Manfaat dan Batasan yang Perlu Dipahami
Manfaat paling jelas dari program ini adalah pengurangan beban biaya. Bunga keterlambatan PKB biasanya cukup besar, terutama jika tunggakan sudah berjalan bertahun-tahun. Dengan dihapusnya bunga, wajib pajak hanya mengeluarkan dana untuk pokok pajak saja.
Namun ada beberapa batasan yang perlu diperhatikan. Pertama, jangka waktu program terbatas sampai 31 Agustus 2026. Kedua, pokok pajak tetap harus dibayar penuh. Ketiga, fasilitas ini tidak mencakup semua jenis layanan kendaraan, khususnya perpanjangan STNK lima tahunan.
Setelah program berakhir, sanksi administratif akan kembali berlaku. Wajib pajak yang belum memanfaatkan kesempatan ini akan dikenakan bunga sesuai ketentuan yang berlaku.
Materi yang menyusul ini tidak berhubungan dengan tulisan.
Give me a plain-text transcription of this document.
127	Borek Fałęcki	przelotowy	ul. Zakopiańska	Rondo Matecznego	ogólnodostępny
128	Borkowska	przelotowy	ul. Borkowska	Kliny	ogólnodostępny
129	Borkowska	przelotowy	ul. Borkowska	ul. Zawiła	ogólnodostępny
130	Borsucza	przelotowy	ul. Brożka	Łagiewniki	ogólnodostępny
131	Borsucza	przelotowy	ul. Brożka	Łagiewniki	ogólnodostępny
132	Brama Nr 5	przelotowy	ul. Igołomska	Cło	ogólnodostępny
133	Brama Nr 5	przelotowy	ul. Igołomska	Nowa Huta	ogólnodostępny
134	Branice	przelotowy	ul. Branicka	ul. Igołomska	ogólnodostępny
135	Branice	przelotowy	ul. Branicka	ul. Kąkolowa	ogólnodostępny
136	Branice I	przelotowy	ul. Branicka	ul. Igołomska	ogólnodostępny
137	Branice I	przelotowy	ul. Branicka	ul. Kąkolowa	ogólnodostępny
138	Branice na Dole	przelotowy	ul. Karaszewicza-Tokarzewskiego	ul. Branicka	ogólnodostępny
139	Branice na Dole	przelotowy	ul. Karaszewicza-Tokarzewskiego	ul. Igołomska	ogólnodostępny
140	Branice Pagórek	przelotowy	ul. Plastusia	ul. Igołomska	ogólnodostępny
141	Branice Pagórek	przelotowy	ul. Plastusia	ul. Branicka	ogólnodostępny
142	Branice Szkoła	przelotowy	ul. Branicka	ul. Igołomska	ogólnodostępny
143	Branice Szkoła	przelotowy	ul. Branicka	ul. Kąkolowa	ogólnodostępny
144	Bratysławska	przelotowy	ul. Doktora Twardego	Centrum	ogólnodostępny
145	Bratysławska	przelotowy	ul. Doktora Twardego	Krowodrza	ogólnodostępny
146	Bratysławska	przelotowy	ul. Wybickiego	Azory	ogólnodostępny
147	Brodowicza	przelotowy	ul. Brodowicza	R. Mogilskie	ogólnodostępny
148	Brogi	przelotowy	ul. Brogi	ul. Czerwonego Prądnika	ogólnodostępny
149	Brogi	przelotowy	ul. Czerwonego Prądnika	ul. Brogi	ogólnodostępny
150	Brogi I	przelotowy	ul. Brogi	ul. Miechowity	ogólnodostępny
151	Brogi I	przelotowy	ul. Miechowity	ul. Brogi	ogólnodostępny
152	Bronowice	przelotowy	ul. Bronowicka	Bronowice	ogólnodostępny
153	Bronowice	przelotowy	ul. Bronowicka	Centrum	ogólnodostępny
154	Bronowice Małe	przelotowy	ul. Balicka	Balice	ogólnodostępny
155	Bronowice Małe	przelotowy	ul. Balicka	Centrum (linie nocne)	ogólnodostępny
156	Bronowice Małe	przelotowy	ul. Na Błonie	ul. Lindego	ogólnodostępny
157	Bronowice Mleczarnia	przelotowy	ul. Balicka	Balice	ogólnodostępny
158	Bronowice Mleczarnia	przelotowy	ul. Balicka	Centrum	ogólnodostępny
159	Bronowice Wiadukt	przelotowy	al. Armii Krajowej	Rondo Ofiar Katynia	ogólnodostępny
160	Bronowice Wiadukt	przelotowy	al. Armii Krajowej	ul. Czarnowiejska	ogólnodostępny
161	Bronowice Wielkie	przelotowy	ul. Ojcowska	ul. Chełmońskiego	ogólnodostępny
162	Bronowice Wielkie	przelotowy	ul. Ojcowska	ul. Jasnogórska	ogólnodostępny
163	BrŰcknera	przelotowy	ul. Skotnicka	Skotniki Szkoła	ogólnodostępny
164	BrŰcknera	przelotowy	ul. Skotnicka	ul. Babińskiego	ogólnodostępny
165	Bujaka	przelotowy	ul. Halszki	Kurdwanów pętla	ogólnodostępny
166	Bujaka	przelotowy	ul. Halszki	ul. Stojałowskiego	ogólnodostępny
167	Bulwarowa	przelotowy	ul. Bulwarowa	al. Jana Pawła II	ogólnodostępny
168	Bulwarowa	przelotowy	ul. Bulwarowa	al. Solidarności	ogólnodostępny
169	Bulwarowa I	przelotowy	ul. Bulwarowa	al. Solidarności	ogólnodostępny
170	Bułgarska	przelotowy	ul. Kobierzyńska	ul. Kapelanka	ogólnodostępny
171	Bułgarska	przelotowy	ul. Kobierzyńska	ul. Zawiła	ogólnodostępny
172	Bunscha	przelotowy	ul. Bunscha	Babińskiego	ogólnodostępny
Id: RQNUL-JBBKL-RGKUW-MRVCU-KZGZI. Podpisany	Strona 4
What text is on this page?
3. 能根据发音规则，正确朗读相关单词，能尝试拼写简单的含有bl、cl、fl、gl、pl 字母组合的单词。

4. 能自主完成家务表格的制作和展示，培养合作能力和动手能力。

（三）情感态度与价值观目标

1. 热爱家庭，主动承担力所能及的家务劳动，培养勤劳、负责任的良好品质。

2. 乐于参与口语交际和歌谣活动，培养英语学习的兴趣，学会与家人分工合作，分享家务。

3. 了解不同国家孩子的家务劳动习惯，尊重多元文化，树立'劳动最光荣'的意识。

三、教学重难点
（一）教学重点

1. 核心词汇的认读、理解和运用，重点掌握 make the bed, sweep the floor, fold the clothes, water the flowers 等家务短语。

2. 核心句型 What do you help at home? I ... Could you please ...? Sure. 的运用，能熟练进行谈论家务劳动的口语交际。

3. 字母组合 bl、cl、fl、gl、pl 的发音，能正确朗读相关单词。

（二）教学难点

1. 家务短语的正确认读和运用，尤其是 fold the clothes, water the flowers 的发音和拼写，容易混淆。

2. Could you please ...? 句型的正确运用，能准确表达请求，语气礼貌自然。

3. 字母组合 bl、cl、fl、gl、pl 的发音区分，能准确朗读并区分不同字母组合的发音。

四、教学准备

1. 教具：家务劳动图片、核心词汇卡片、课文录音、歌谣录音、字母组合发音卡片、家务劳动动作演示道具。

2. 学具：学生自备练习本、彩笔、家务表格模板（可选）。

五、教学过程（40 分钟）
Baca Juga: Dishub DKI Tiadakan Ganjil Genap Jakarta pada 17 Agustus 2026 Bertepatan HUT ke-81 RI
Hal-Hal yang Sering Membuat Proses Tersendat
Beberapa kendala yang sering terjadi antara lain data kendaraan tidak sesuai antara STNK dan sistem, pembayaran dilakukan di kanal yang belum terintegrasi penuh, atau wajib pajak terlambat memanfaatkan program hingga melewati batas waktu. Untuk menghindari masalah tersebut, lebih baik melakukan pembayaran lebih awal dan menggunakan kanal resmi yang sudah terbukti terhubung dengan sistem Bapenda.
Jika setelah pembayaran status masih menunjukkan adanya sanksi, segera hubungi petugas di Samsat atau layanan pengaduan Bapenda dengan membawa bukti pembayaran. Biasanya kendala semacam ini bisa diselesaikan dengan verifikasi data.
Program pembebasan sanksi administratif PKB dan BBNKB di DKI Jakarta masih berlangsung hingga 31 Agustus 2026. Wajib pajak cukup membayar pokok pajak, sementara bunga keterlambatan dihapus secara otomatis oleh sistem tanpa perlu mengajukan permohonan.
Pembayaran dapat dilakukan di Samsat, gerai, aplikasi SIGNAL, maupun kanal digital resmi lainnya. Setelah 31 Agustus 2026, fasilitas ini berakhir dan sanksi administratif akan kembali dikenakan sesuai aturan yang berlaku.